Maybe you have two or more radios. The the Auxiliary board with Option 2 and manual RJ45 and antenna switches makes more sense.


Or maybe you don’t want to control any radios. You just want to control a remote antenna switch like a DX Engineering RR8B-HP. Just deploy the HMI and the Antenna Switch Control (ASC) board and use the Antenna Select page to select your antennas. In the future you can add the Auxiliary board as shown below to connect to your radio and give your antenna switch band awareness.

If you’re interested in deploying CTR2 in your station I can supply complete boards for everything shown above. The front, back, and side panels for the main unit shown in the system diagram are optional because they are custom cut for the option boards chosen.

You should understand that the firmware is (and probably always will be) in development (Beta stage). I designed this project as a test bed to experiment with DSP and radio control so while the firmware is complete and functional there are still some minor bugs and I’m always dreaming up new additions to it. I always post the latest versions in this post. The firmware is open source so feel free to modify it to fit your needs.

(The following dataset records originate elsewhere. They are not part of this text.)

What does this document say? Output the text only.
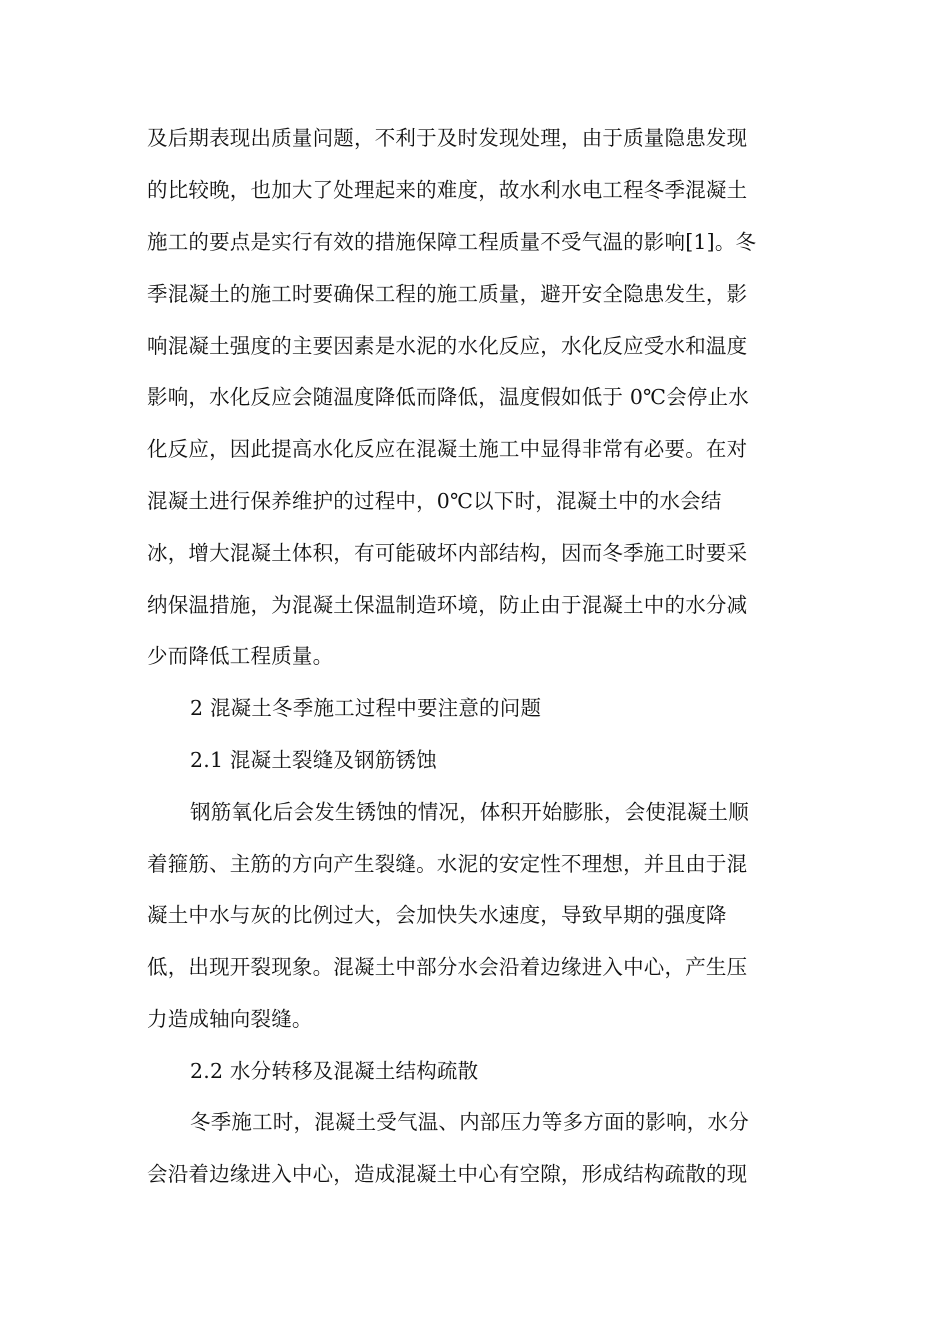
及后期表现出质量问题，不利于及时发现处理，由于质量隐患发现
的比较晚，也加大了处理起来的难度，故水利水电工程冬季混凝土
施工的要点是实行有效的措施保障工程质量不受气温的影响[1]。冬
季混凝土的施工时要确保工程的施工质量，避开安全隐患发生，影
响混凝土强度的主要因素是水泥的水化反应，水化反应受水和温度
影响，水化反应会随温度降低而降低，温度假如低于 0℃会停止水
化反应，因此提高水化反应在混凝土施工中显得非常有必要。在对
混凝土进行保养维护的过程中，0℃以下时，混凝土中的水会结
冰，增大混凝土体积，有可能破坏内部结构，因而冬季施工时要采
纳保温措施，为混凝土保温制造环境，防止由于混凝土中的水分减
少而降低工程质量。
2 混凝土冬季施工过程中要注意的问题
2.1 混凝土裂缝及钢筋锈蚀
钢筋氧化后会发生锈蚀的情况，体积开始膨胀，会使混凝土顺
着箍筋、主筋的方向产生裂缝。水泥的安定性不理想，并且由于混
凝土中水与灰的比例过大，会加快失水速度，导致早期的强度降
低，出现开裂现象。混凝土中部分水会沿着边缘进入中心，产生压
力造成轴向裂缝。
2.2 水分转移及混凝土结构疏散
冬季施工时，混凝土受气温、内部压力等多方面的影响，水分
会沿着边缘进入中心，造成混凝土中心有空隙，形成结构疏散的现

The lawyers say I have to add this…


CTR2 software and hardware are provided AS IS, without warranty of any kind, either expressed or implied.


I make no warranty that CTR2:

  • will meet your requirements
  • will be secure, bug free, or error free
  • will not damage your equipment
  • quality will meet your expectations

In no event will I be liable or responsible for damages of any kind to yourself, your equipment, or to 3rd parties.

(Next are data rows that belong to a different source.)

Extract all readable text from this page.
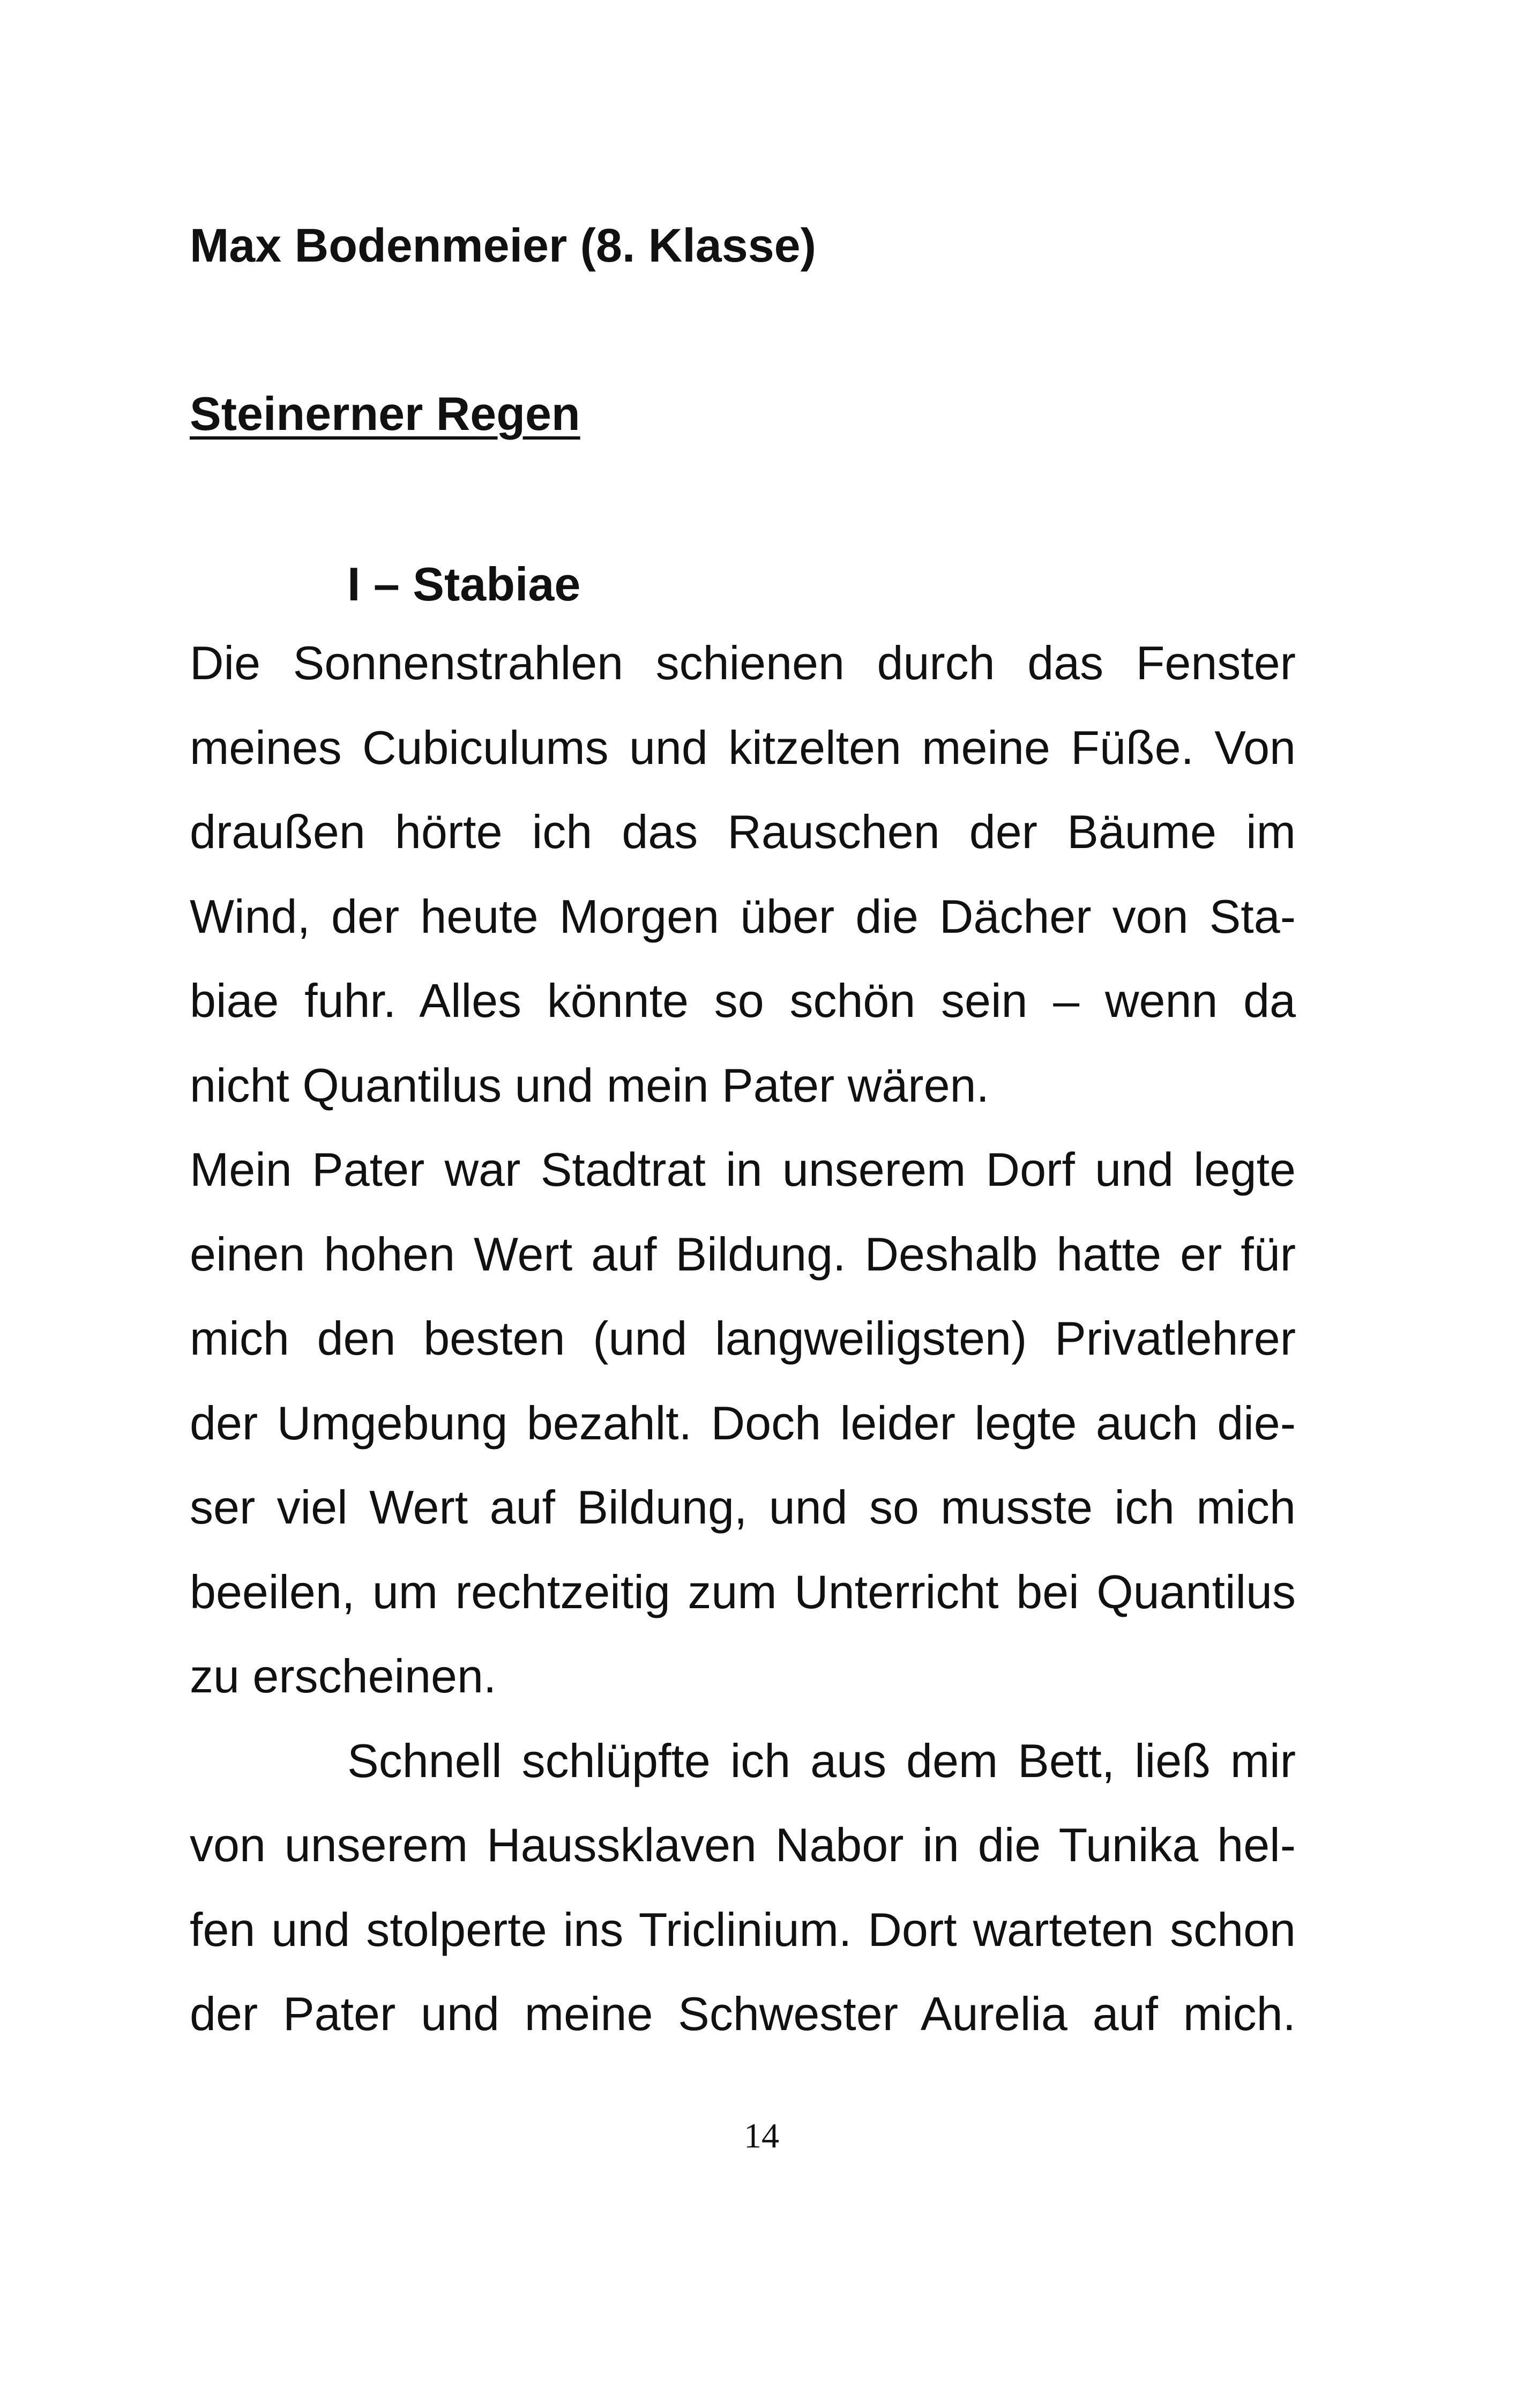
Max Bodenmeier (8. Klasse)
Steinerner Regen
I – Stabiae
Die Sonnenstrahlen schienen durch das Fenster
meines Cubiculums und kitzelten meine Füße. Von
draußen hörte ich das Rauschen der Bäume im
Wind, der heute Morgen über die Dächer von Sta-
biae fuhr. Alles könnte so schön sein – wenn da
nicht Quantilus und mein Pater wären.
Mein Pater war Stadtrat in unserem Dorf und legte
einen hohen Wert auf Bildung. Deshalb hatte er für
mich den besten (und langweiligsten) Privatlehrer
der Umgebung bezahlt. Doch leider legte auch die-
ser viel Wert auf Bildung, und so musste ich mich
beeilen, um rechtzeitig zum Unterricht bei Quantilus
zu erscheinen.
Schnell schlüpfte ich aus dem Bett, ließ mir
von unserem Haussklaven Nabor in die Tunika hel-
fen und stolperte ins Triclinium. Dort warteten schon
der Pater und meine Schwester Aurelia auf mich.
14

By using CTR2 software and/or hardware you agree to these terms.

I know this sounds pretty unsettling but the reality is that I have very little control over how an end user builds or applies this technology. Although I test every assembled board I can’t guarantee that they will work on your hardware. I have no way to test PCBs with only SMT components. I’ll be happy to help you work out any problems you encounter.

I use CTR2 everyday in my shack to control thousands of dollars worth of equipment and I have never had an equipment problem because of it. I’ve spent a lot time on the design and the implementation to make sure it is as trouble free as I can make it.

Finally, I want this blog to be a positive, learning experience for its users. Before you post a comment here on my forum, remember that everyone is at a different level of expertise and I expect comments from other users to be helpful and supportive towards less experienced users. I’m always open for suggestions and constructive criticism. With that in mind, snarky, rude, belittling, or condescending comments will not be tolerated and will be removed.

I hope you enjoy reading about this project and either build your own or modify it into something that works for you. Even if it just gives you ideas for your next project my effort will be worthwhile.